What I did was an attempt to get a late driver to compile in our kernel source tree. If got a driver module built, I could copy that to a test machine running a ramdisk based system, load it and see if it resolves our problem. A module that did not exhibit the problem would, in itself, not be that valuable, but it would make it possible to binary search to find the smallest change that would solve our problem. If such a code change was found, it is entirely possible that the change could be applied on top of the Debian kernel and we had a fix for our problem. Given that the change was simple enough, it might even be that such a change could be considered safe enough to put into our production kernel.

So, only a couple of roadblocks in the way. First off, compile a good version. Fortunately we already have a version controlled set of scripts that is used to modify the standard Debian kernel building setup and make it build with our patches on our TeamCity build cluster. To speed up things a bit further, I borrowed a fast machine (16 core, 48G RAM, SSD), made sure that the build ran with the magical DEB_BUILD_OPTIONS=parallel=8 environment variable set.

When I attempted to copy the 3.4 driver straight into the tree, it turned out that compilation failed somewhat with a missing symbol DEF_SCSI_QCMD. Reading the comments in scsi_host.h about this new macro it seemed like this was part of some pretty major changes to the SCSI subsystem relating to how locking is done. Without delving too deeply in this, I tracked down the introduction of these changes to 2.6.37. So, i decided to try and get 2.6.36 up and running instead. The compilation failures here were more straightforward. Adding a few defines, and removing some code made it build. To my great joy, it also turned out that when loading the updated kernel module, the segfault problem was gone.

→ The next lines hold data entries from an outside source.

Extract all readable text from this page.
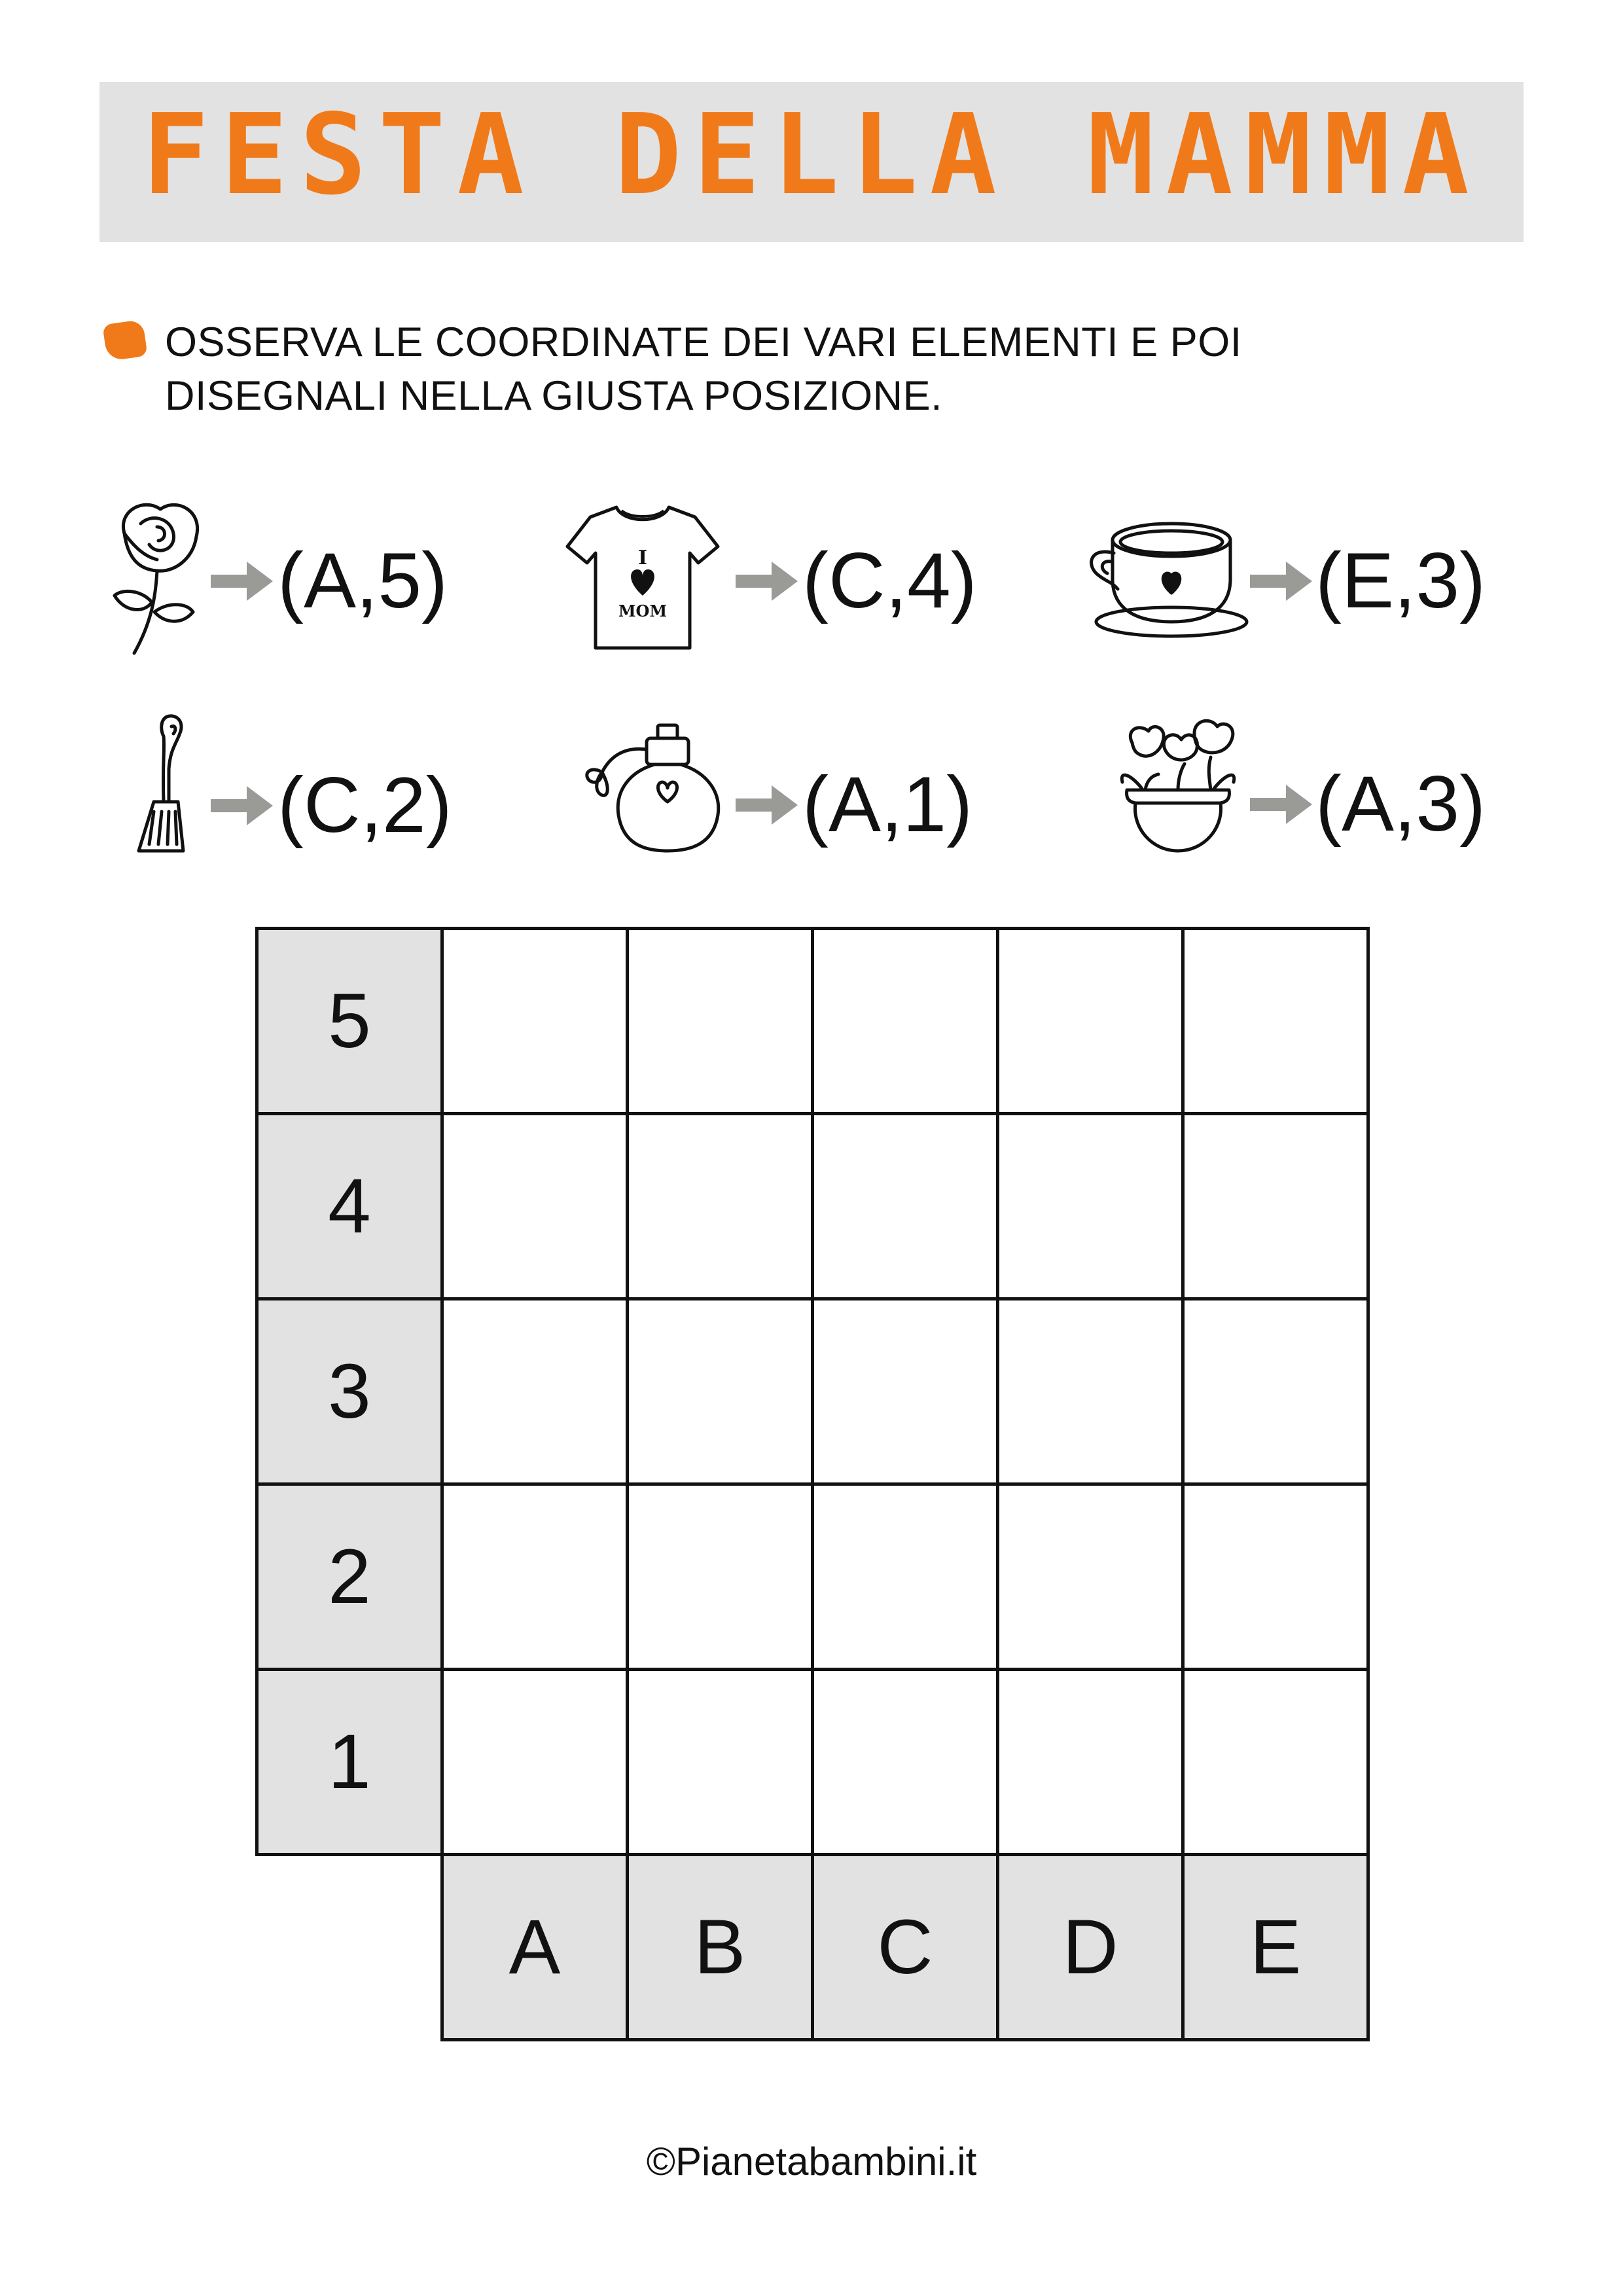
FESTA DELLA MAMMA
OSSERVA LE COORDINATE DEI VARI ELEMENTI E POI
DISEGNALI NELLA GIUSTA POSIZIONE.
(A,5)	I
MOM (C,4)	(E,3)
(C,2)	(A,1)	(A,3)
5
4
3
2
1
A	B	C	D	E
©Pianetabambini.it
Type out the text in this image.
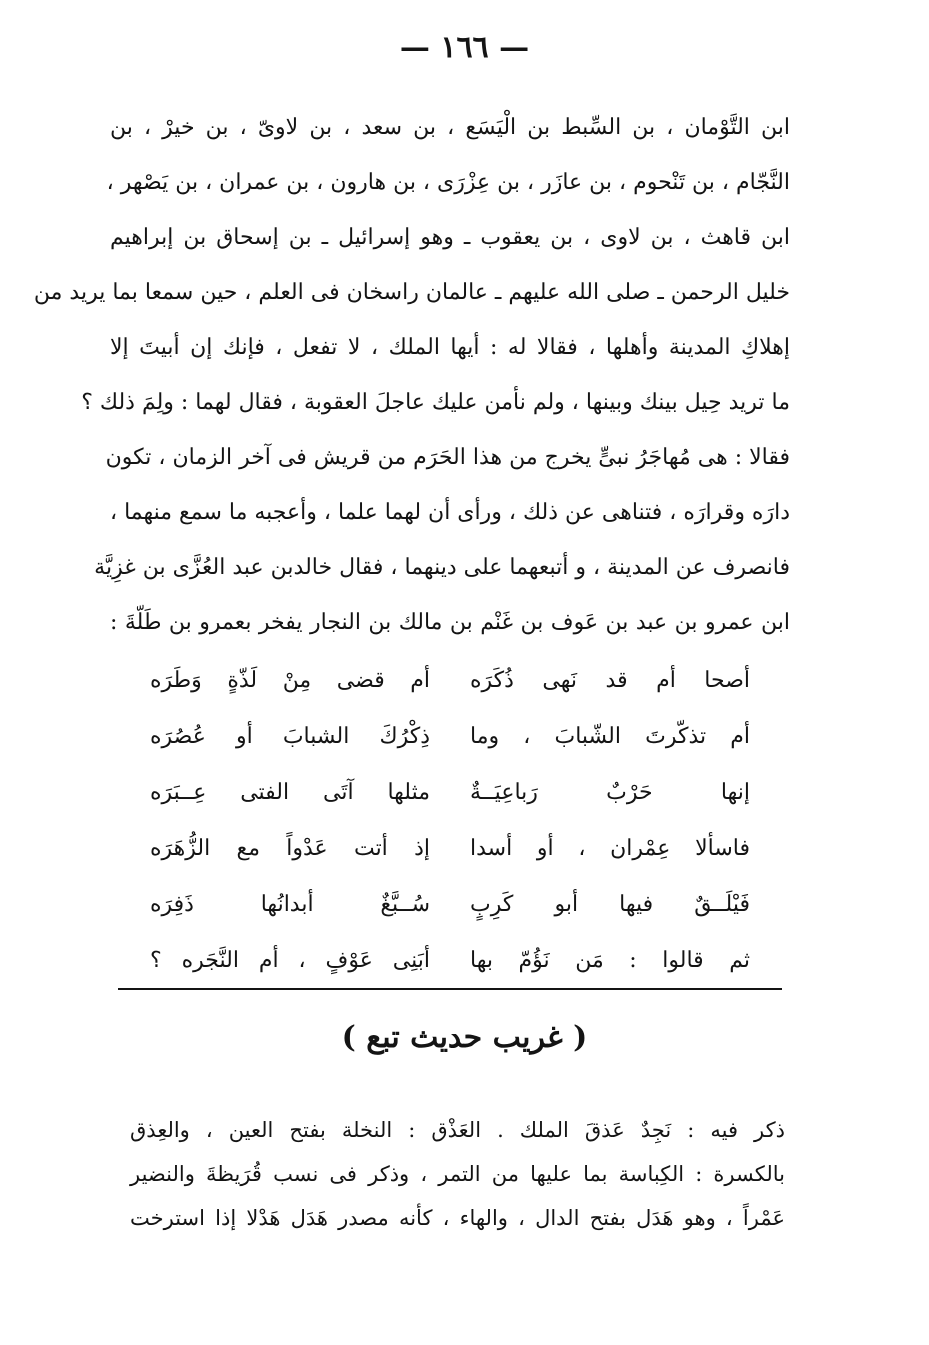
— ١٦٦ —
ابن التَّوْمان ، بن السِّبط بن الْيَسَع ، بن سعد ، بن لاوىّ ، بن خيرْ ، بن
النَّجّام ، بن تَنْحوم ، بن عازَر ، بن عِزْرَى ، بن هارون ، بن عمران ، بن يَصْهر ،
ابن قاهث ، بن لاوى ، بن يعقوب ـ وهو إسرائيل ـ بن إسحاق بن إبراهيم
خليل الرحمن ـ صلى الله عليهم ـ عالمان راسخان فى العلم ، حين سمعا بما يريد من
إهلاكِ المدينة وأهلها ، فقالا له : أيها الملك ، لا تفعل ، فإنك إن أبيتَ إلا
ما تريد حِيل بينك وبينها ، ولم نأمن عليك عاجلَ العقوبة ، فقال لهما : ولِمَ ذلك ؟
فقالا : هى مُهاجَرُ نبىٍّ يخرج من هذا الحَرَم من قريش فى آخر الزمان ، تكون
دارَه وقرارَه ، فتناهى عن ذلك ، ورأى أن لهما علما ، وأعجبه ما سمع منهما ،
فانصرف عن المدينة ، و أتبعهما على دينهما ، فقال خالدبن عبد العُزَّى بن غزِيَّة
ابن عمرو بن عبد بن عَوف بن غَنْم بن مالك بن النجار يفخر بعمرو بن طَلّةَ :
أصحا أم قد نَهى ذُكَرَه
أم قضى مِنْ لَذّةٍ وَطَرَه
أم تذكّرتَ الشّبابَ ، وما
ذِكْرُكَ الشبابَ أو عُصُرَه
إنها حَرْبٌ رَباعِيَــةٌ
مثلها آتَى الفتى عِــبَرَه
فاسألا عِمْران ، أو أسدا
إذ أتت عَدْواً مع الزُّهَرَه
فَيْلَــقٌ فيها أبو كَرِبٍ
سُــبَّغٌ أبدانُها ذَفِرَه
ثم قالوا : مَن نَؤُمّ بها
أبَنِى عَوْفٍ ، أم النَّجَره ؟
( غريب حديث تبع )
ذكر فيه : نَجِدٌ عَذقَ الملك . العَذْق : النخلة بفتح العين ، والعِذق
بالكسرة : الكِباسة بما عليها من التمر ، وذكر فى نسب قُرَيظةَ والنضير
عَمْراً ، وهو هَدَل بفتح الدال ، والهاء ، كأنه مصدر هَدَل هَدْلا إذا استرخت
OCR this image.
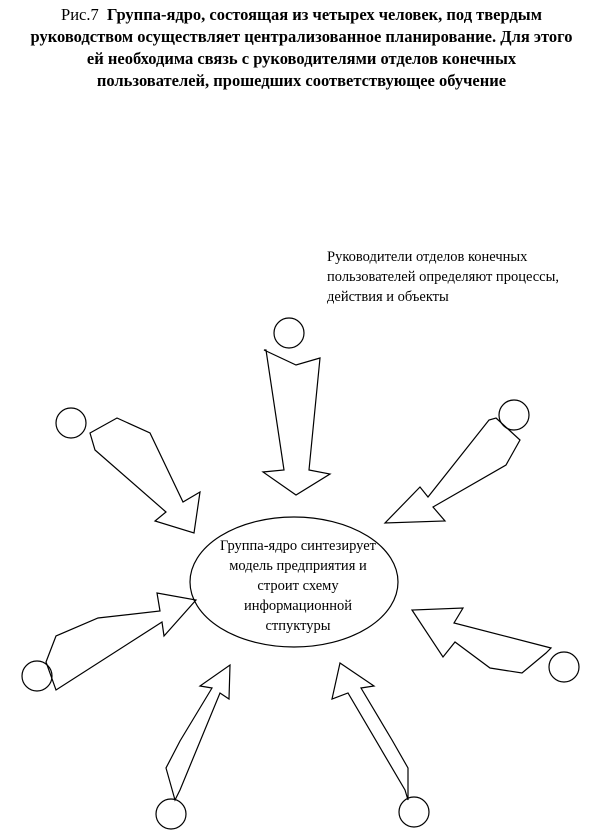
Рис.7 Группа-ядро, состоящая из четырех человек, под твердым
руководством осуществляет централизованное планирование. Для этого
ей необходима связь с руководителями отделов конечных
пользователей, прошедших соответствующее обучение
Руководители отделов конечных
пользователей определяют процессы,
действия и объекты
Группа-ядро синтезирует
модель предприятия и
строит схему
информационной
стпуктуры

With one known good version and one known bad version, it was a simple matter of binary searching for the change that makes the difference. I made a silly error when executing this plan, and ended up building 13 different modules before I found the patch ebda4d38df542e1ff4747c4daadfc7da250b4fa6. A seven line change to the _ctrl_do_mpt_command() function. Wonderfully enough, this change applies cleanly the Debian version of the driver, and solves our problem.

We have now been running the patched kernel in a few weeks on a wide variety of hardware and we have not discovered any problems with it so far.